Marco Polo Cycling Club
- Website type: Social networking website
- Available in: English, Dutch Forum
- Owner: Marco Polo Cycling
- Website: www.marcopolocyclingclub.com
- Registration: Open
- Launched: December, 2010
- Current status: Active

= Marco Polo Cycling Club =

The Marco Polo Cycling Club was founded in December 2000 by Nathan Dahlberg, Anno Pedersen, Gudo Kramer and Remko Kramer. It was named after the most famous traveller in history, Marco Polo. the Chinese/Japanese characters on the blue team-clothing mean: “Fight with the firm conviction of victory”.

The selection of the best Elite-riders joined together in the Marco Polo Cycling Team. In the Marco Polo Cycling Team cyclists from non-traditional cycling countries became a chance to show their talent. Cyclists from more than 20 nationalities have been part of the team. The team won the overall victory in more than 10 UCI international stage races and hundreds of top classifications, stages and one-day events.

The collective mission of all Marco Polo Cycling projects is to support the development of cycling in ‘non-traditional cycling countries’. The team provides a platform for talented riders, the club brings people from all over the world together and the foundation Bike4All by Marco Polo Cycling is working on development aid projects in and through cycling.

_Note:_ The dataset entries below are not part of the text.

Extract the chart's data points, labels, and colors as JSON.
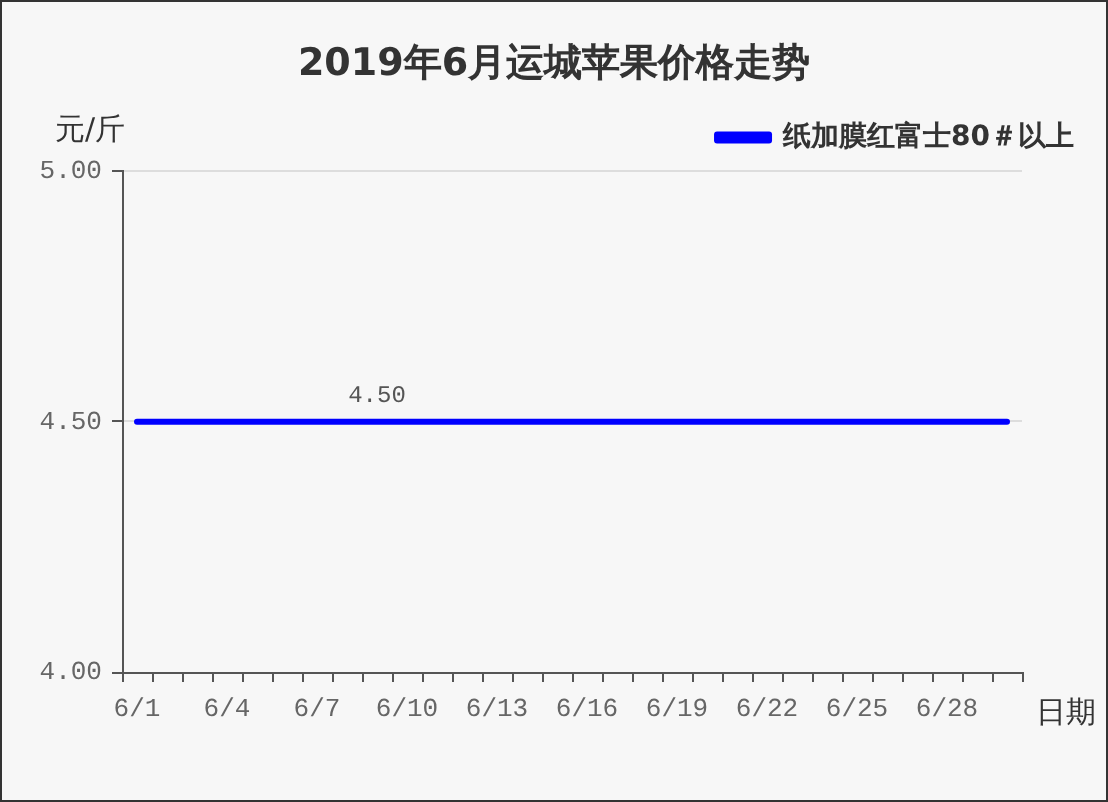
{
  "chart_data": {
    "type": "line",
    "title": "2019年6月运城苹果价格走势",
    "ylabel": "元/斤",
    "xlabel": "日期",
    "categories": [
      "6/1",
      null,
      null,
      "6/4",
      null,
      null,
      "6/7",
      null,
      null,
      "6/10",
      null,
      null,
      "6/13",
      null,
      null,
      "6/16",
      null,
      null,
      "6/19",
      null,
      null,
      "6/22",
      null,
      null,
      "6/25",
      null,
      null,
      "6/28",
      null,
      null
    ],
    "series": [
      {
        "name": "纸加膜红富士80＃以上",
        "color": "#0000ff",
        "values": [
          4.5,
          4.5,
          4.5,
          4.5,
          4.5,
          4.5,
          4.5,
          4.5,
          4.5,
          4.5,
          4.5,
          4.5,
          4.5,
          4.5,
          4.5,
          4.5,
          4.5,
          4.5,
          4.5,
          4.5,
          4.5,
          4.5,
          4.5,
          4.5,
          4.5,
          4.5,
          4.5,
          4.5,
          4.5,
          4.5
        ],
        "value_labels": [
          null,
          null,
          null,
          null,
          null,
          null,
          null,
          null,
          "4.50",
          null,
          null,
          null,
          null,
          null,
          null,
          null,
          null,
          null,
          null,
          null,
          null,
          null,
          null,
          null,
          null,
          null,
          null,
          null,
          null,
          null
        ]
      }
    ],
    "ylim": [
      4,
      5
    ],
    "yticks": [
      {
        "value": 4,
        "label": "4.00"
      },
      {
        "value": 4.5,
        "label": "4.50"
      },
      {
        "value": 5,
        "label": "5.00"
      }
    ],
    "grid": "y",
    "legend": "top right",
    "marker": "none",
    "line_style": "solid"
  }
}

The Marco Polo Cycling Club was the first real Internet cycling club worldwide. However the focus was on building the team and improving the cycling aid projects in development countries, the Marco Polo Cycling Club Internet community had grown to 2000 members from 92 countries in 2006. But in that year the Internet community was stopped for various reasons.

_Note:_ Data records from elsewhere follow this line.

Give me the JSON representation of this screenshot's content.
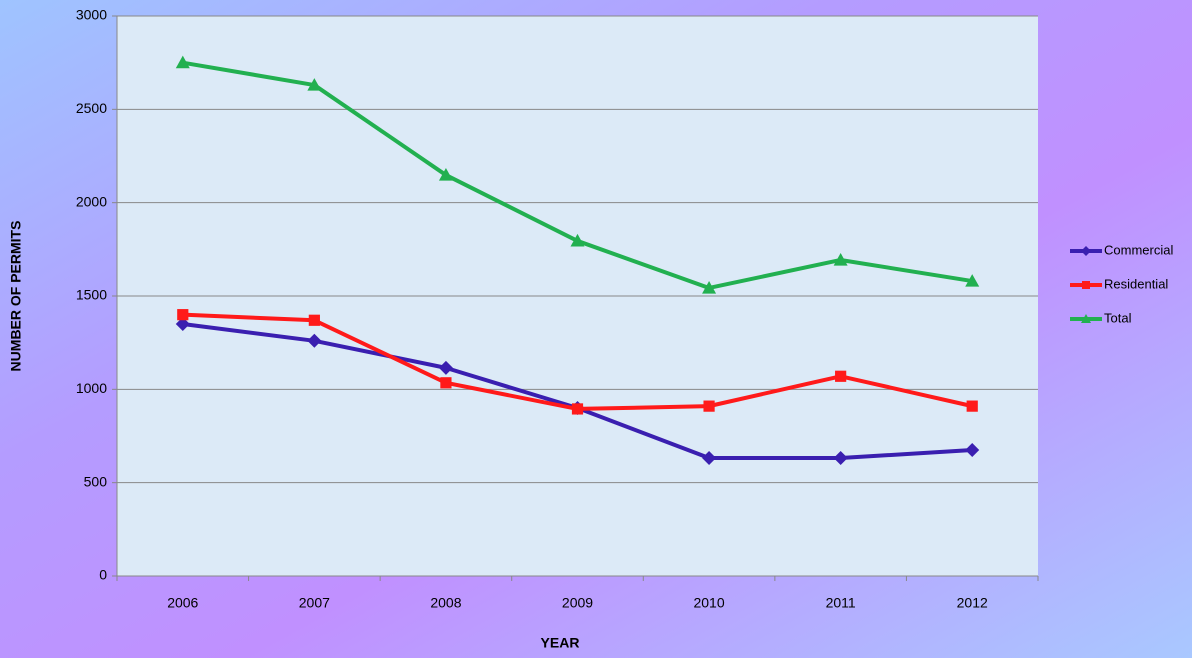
{
  "chart_data": {
    "type": "line",
    "x_label": "YEAR",
    "y_label": "NUMBER OF PERMITS",
    "categories": [
      "2006",
      "2007",
      "2008",
      "2009",
      "2010",
      "2011",
      "2012"
    ],
    "series": [
      {
        "name": "Commercial",
        "color": "#3a1fb0",
        "marker": "diamond",
        "values": [
          1350,
          1260,
          1115,
          900,
          632,
          632,
          675
        ]
      },
      {
        "name": "Residential",
        "color": "#ff1a1a",
        "marker": "square",
        "values": [
          1400,
          1370,
          1035,
          895,
          910,
          1070,
          910
        ]
      },
      {
        "name": "Total",
        "color": "#22b050",
        "marker": "triangle",
        "values": [
          2750,
          2630,
          2148,
          1795,
          1543,
          1693,
          1580
        ]
      }
    ],
    "ylim": [
      0,
      3000
    ],
    "yticks": [
      0,
      500,
      1000,
      1500,
      2000,
      2500,
      3000
    ],
    "grid": true,
    "legend": "right"
  }
}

In 2010 The Marco Polo Cycling Club came back online. After more than 4 years absence of an online home, the Internet cycling club returned with a new website. In 2010 Marco Polo Cycling is also celebrating its 10th anniversary and is making a closer connection between its members and fans and the continental team with Chinese registration, Marco Polo Cycling Team.
Also the connection between the club members and the foundation Bike4All by Marco Polo Cycling that is working on development aid projects in and through cycling (now active in Ethiopia) is re-established, with a contribution to Bike4All for every item of team gear sold.